Лееб был снят. Это последний из командующих группами армий, которые начинали восточный поход.

— Последний… — мрачно проговорил Гальдер и, прежде чем уйти из кабинета, почему–то рассеянно оглядел стол, углы стен, будто что–то забыл и никак не мог вспомнить. «Кто же следующий? Кто?» — терзался Гальдер.

Почти машинально позвонил на телефонную станцию:

— Всем, кто спросит меня, скажите, что Гальдер живет и здравствует, лишь отбыл в отпуск.

— Яволь1! — раздалось в ответ.

На другой день, уже в Берлине, у Гальдера было двойственное чувство. Расхаживал ли он по залам своего особняка, спускался ли вниз, в прохладный винный погребок, где от одного запаха можно было запьянеть, выходил ли на прогулку с фрау в парк Тиргартен, — все было прежним, давно знакомым и вместе с тем непривычным, нарушенным. Картины и статуэтки в залах, семейные фотографии, личный портрет во всю стену кабинета, наконец, даже этот винный запах погребка как бы вернули его к прежнему образу жизни. Ощущение было такое, словно никогда не уходил отсюда. Но вот в городе многое удивило, показалось до смешного глупым и чуждым. Там и сям дома корчились в развалинах — уже ощутимы были бомбовые удары английских самолетов. Однако по аллеям парка Тиргартен, как и раньше, утром и вечером гарцевали на конях женщины из влиятельных семей.

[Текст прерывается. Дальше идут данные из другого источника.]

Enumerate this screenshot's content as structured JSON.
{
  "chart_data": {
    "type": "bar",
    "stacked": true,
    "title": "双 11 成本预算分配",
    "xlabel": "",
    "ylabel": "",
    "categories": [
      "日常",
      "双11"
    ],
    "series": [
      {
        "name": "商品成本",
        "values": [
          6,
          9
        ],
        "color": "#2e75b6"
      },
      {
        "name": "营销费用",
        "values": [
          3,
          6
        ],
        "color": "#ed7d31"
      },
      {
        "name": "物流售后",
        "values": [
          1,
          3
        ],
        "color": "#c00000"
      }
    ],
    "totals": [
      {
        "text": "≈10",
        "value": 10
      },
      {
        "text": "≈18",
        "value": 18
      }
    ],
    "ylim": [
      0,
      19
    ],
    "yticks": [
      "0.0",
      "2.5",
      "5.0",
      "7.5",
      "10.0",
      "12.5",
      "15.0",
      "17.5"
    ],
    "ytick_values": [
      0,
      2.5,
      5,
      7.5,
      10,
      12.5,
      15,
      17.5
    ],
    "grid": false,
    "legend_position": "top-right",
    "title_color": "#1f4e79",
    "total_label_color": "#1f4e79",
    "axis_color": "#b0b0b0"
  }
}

«113 тысяч обмороженных немецких солдат, — неожиданно, подумав о лютой русской зиме, прошептал Гальдер и помрачнел: — А тут гарцуют пышно разодетые амазонки».

Он улыбнулся, хотел было рассеять мрачное настроение, но странно — такая уж, видно, участь военного! — Даже в минуты, когда фронт и хлопоты штабные остались где–то позади, Гальдер поймал себя на мысли, что живет войною и не перестает думать о войне. Вот он вернулся с прогулки, зашел в свой кабинет, сел в кресло, начал перебирать газеты, и настроение у него совсем упало. Газетные листы были усеяны черными крестами некрологов. Стоило закрыть глаза, как эти некрологи плеснулись кровавым огнем и смешались с надмогильными крестами на русских полях. И среди этих некрологов померещился ему, встал перед глазами черный расплывчатый крест генерал–фельдмаршала Рейхенау.